Il calcio ai tempi del Coronavirus
Ci siamo svegliati rossi, tutti. E' servito un virus a farci riunire: anche se, a dir la verità, rossi lo eravamo anche prima. Eravamo rossi di imbarazzo perché ci preoccupavamo a tal punto dell'immagine che avrebbe potuto consegnare il nostro Paese agli altri con una o più partite a porte chiuse che ci siamo scordati, per qualche settimana, che il probema più importante fosse la salute. Ma noi italiani siamo fatti così: ci rialzeremo, lo faremo in bello stile.

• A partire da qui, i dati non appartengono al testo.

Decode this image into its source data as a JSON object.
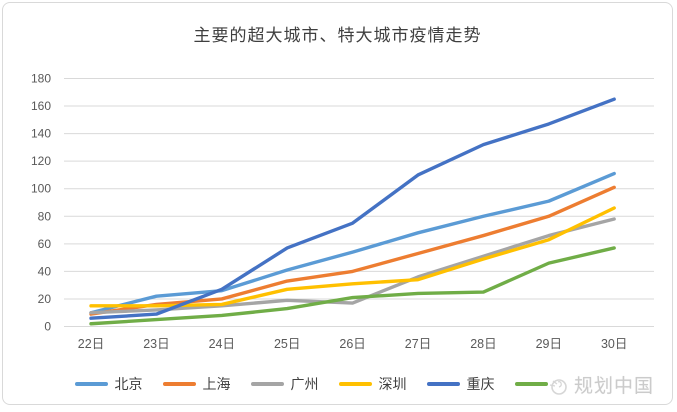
{
  "chart_data": {
    "type": "line",
    "title": "主要的超大城市、特大城市疫情走势",
    "categories": [
      "22日",
      "23日",
      "24日",
      "25日",
      "26日",
      "27日",
      "28日",
      "29日",
      "30日"
    ],
    "series": [
      {
        "name": "北京",
        "color": "#5B9BD5",
        "values": [
          10,
          22,
          26,
          41,
          54,
          68,
          80,
          91,
          111
        ]
      },
      {
        "name": "上海",
        "color": "#ED7D31",
        "values": [
          9,
          16,
          20,
          33,
          40,
          53,
          66,
          80,
          101
        ]
      },
      {
        "name": "广州",
        "color": "#A5A5A5",
        "values": [
          10,
          12,
          15,
          19,
          17,
          36,
          51,
          66,
          78
        ]
      },
      {
        "name": "深圳",
        "color": "#FFC000",
        "values": [
          15,
          15,
          16,
          27,
          31,
          34,
          49,
          63,
          86
        ]
      },
      {
        "name": "重庆",
        "color": "#4472C4",
        "values": [
          6,
          9,
          27,
          57,
          75,
          110,
          132,
          147,
          165
        ]
      },
      {
        "name": "",
        "label_obscured_by_watermark": true,
        "color": "#70AD47",
        "values": [
          2,
          5,
          8,
          13,
          21,
          24,
          25,
          46,
          57
        ]
      }
    ],
    "xlabel": "",
    "ylabel": "",
    "ylim": [
      0,
      180
    ],
    "ytick_step": 20,
    "grid": true,
    "legend_position": "bottom",
    "gridline_color": "#D9D9D9",
    "axis_label_color": "#595959"
  },
  "watermark": {
    "text": "规划中国"
  }
}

Evitate gli assembramenti, evitate di uscire di casa se non necessario: evitate anche i baci alla Maradona-Tevez, o se preferite alla Spinesi-Vargas. No, anzi: passate del tempo con la persona che amate, purché viviate insieme e con le indicazioni del Governo. E se per qualche settimana vi toccherà guardare una fiction strappalacrime senza capirne minimamente senso logico e intrecci amorosi, fingete: questo periodo passerà in fretta. E una volta seduti al vostro posto, allo stadio o sul divano, potrete dire che sì: ne è valsa la pena. In fin dei conti, trovare un senso agli abbracci post-gara in un contesto in cui non ci si può neanche stringere la mano prima della partita è quasi impossibile. Con buona pace di Icardi e Maxi Lopez. Insomma: Bisognava fermarsi.

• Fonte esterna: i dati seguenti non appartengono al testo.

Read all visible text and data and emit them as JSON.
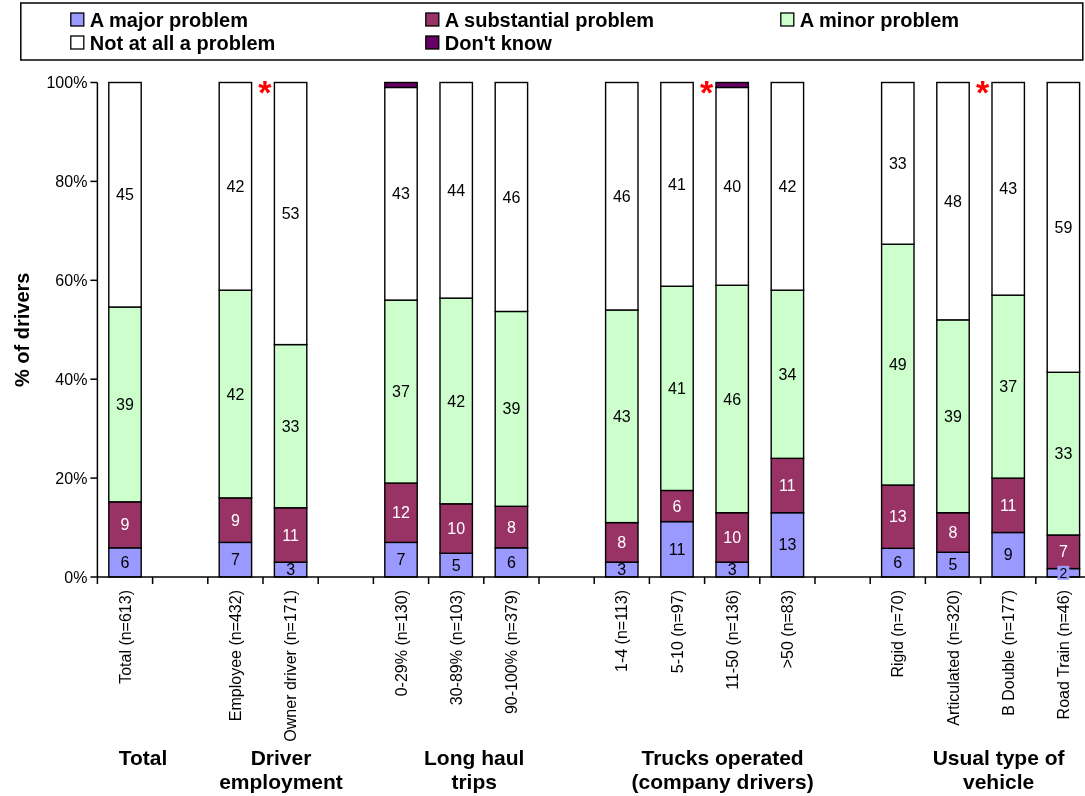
{
  "chart_data": {
    "type": "bar",
    "stacked": true,
    "categories": [
      "Total (n=613)",
      null,
      "Employee (n=432)",
      "Owner driver (n=171)",
      null,
      "0-29% (n=130)",
      "30-89% (n=103)",
      "90-100% (n=379)",
      null,
      "1-4 (n=113)",
      "5-10 (n=97)",
      "11-50 (n=136)",
      ">50 (n=83)",
      null,
      "Rigid (n=70)",
      "Articulated (n=320)",
      "B Double (n=177)",
      "Road Train (n=46)"
    ],
    "series": [
      {
        "name": "A major problem",
        "color": "#9999ff",
        "values": [
          5.9,
          null,
          7,
          3,
          null,
          7,
          4.8,
          5.9,
          null,
          3,
          11.2,
          3,
          13,
          null,
          5.8,
          5,
          9,
          1.7
        ],
        "value_labels": [
          "6",
          null,
          "7",
          "3",
          null,
          "7",
          "5",
          "6",
          null,
          "3",
          "11",
          "3",
          "13",
          null,
          "6",
          "5",
          "9",
          "2"
        ]
      },
      {
        "name": "A substantial problem",
        "color": "#993366",
        "values": [
          9.3,
          null,
          9,
          11,
          null,
          12,
          10,
          8.4,
          null,
          8,
          6.3,
          10,
          11,
          null,
          12.8,
          8,
          11,
          6.8
        ],
        "value_labels": [
          "9",
          null,
          "9",
          "11",
          null,
          "12",
          "10",
          "8",
          null,
          "8",
          "6",
          "10",
          "11",
          null,
          "13",
          "8",
          "11",
          "7"
        ]
      },
      {
        "name": "A minor problem",
        "color": "#ccffcc",
        "values": [
          39.4,
          null,
          42,
          33,
          null,
          37,
          41.6,
          39.4,
          null,
          43,
          41.3,
          46,
          34,
          null,
          48.7,
          39,
          37,
          32.9
        ],
        "value_labels": [
          "39",
          null,
          "42",
          "33",
          null,
          "37",
          "42",
          "39",
          null,
          "43",
          "41",
          "46",
          "34",
          null,
          "49",
          "39",
          "37",
          "33"
        ]
      },
      {
        "name": "Not at all a problem",
        "color": "#ffffff",
        "values": [
          45.4,
          null,
          42,
          53,
          null,
          43,
          43.6,
          46.3,
          null,
          46,
          41.2,
          40,
          42,
          null,
          32.7,
          48,
          43,
          58.6
        ],
        "value_labels": [
          "45",
          null,
          "42",
          "53",
          null,
          "43",
          "44",
          "46",
          null,
          "46",
          "41",
          "40",
          "42",
          null,
          "33",
          "48",
          "43",
          "59"
        ]
      },
      {
        "name": "Don't know",
        "color": "#660066",
        "values": [
          null,
          null,
          null,
          null,
          null,
          1,
          null,
          null,
          null,
          null,
          null,
          1,
          null,
          null,
          null,
          null,
          null,
          null
        ]
      }
    ],
    "ylim": [
      0,
      100
    ],
    "yticks": [
      {
        "value": 0,
        "label": "0%"
      },
      {
        "value": 20,
        "label": "20%"
      },
      {
        "value": 40,
        "label": "40%"
      },
      {
        "value": 60,
        "label": "60%"
      },
      {
        "value": 80,
        "label": "80%"
      },
      {
        "value": 100,
        "label": "100%"
      }
    ],
    "ylabel": "% of drivers",
    "legend": "top",
    "annotations": [
      "Total",
      "Driver\nemployment",
      "Long haul\ntrips",
      "Trucks operated\n(company drivers)",
      "Usual type of\nvehicle",
      {
        "text": "*",
        "x": "Owner driver (n=171)",
        "y": 100
      },
      {
        "text": "*",
        "x": "11-50 (n=136)",
        "y": 100
      },
      {
        "text": "*",
        "x": "B Double (n=177)",
        "y": 100
      }
    ]
  }
}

Non è facile per nessuno rivoluzionare le proprie abitudini, ce ne rendiamo conto: prendete noi. Fino alla giornata di ieri abbiamo trasmesso i due consueti appuntamenti radiofonici su Radio Fantastica con guanti, microfoni protetti e disinfettante a portata di mano, e oggi ci siamo ritrovati a sfruttare appieno le potenzialità dei social. Beh che ci svegliamo presto di nostro, quindi non è stato un problema: il tempo di far colazione, docciarci e vestirci e tra un "Mi sentite?" e un "Sì, io vi sento" (a tratti) eravamo in conference call su whatsapp, in tre, a programmare questa e le prossime settimane. E qui più che de "il calcio ai tempi del Coronavirus" bisognerebbe parlare de "le redazioni ai tempi del Coronavirus". Ma tant'è: non ci fermiamo, saremo sempre a tenervi compagnia.

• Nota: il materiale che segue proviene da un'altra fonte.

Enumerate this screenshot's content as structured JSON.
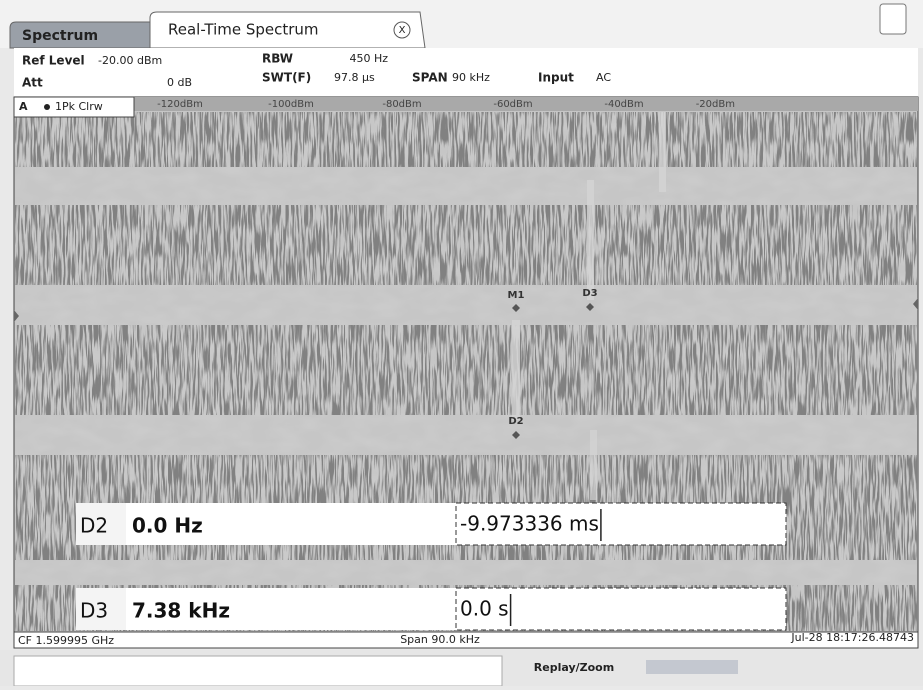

Da un lato c'è il peso di vivere un periodo che certamente leggeremo sui libri di storia, dall'altro la responsabilità e la possibilità di essere eroi, insieme. Tutti "buoni" contro un unico "cattivo": senza allarmismi o speculazioni. E chissà che queste settimane non ci uniscano anche dal punto di vista sportivo: la nostra mente sarà rivolta a quel prato verde delimitato da tribune che raccontano imprese storiche. "A poco a poco la idealizzò, attribuendole virtù improbabili, sentimenti immaginari, e dopo due settimane pensava solo a lei", scriveva Gabriel Garcia Marquez ne "L'amore ai tempi del colera". Faremo lo stesso con il pallone. Torneremo a parlarne seguendo con gli occhi i movimenti di uomini (o donne) che hanno avuto dal destino il prezioso dono di una casacca, pantaloncini e calzettoni a rappresentanza di una città. Lo faremo con più forza di prima, ma lo faremo solo se staremo uniti e useremo la testa. E magari non ci farà neanche male riguardare vecchi filmati dal sapore amarcord: quali fate voi. Ad ognuno il suo: senza imbarazzo, né impazienza. Perché il calcio è vita: ma la vita è tutto.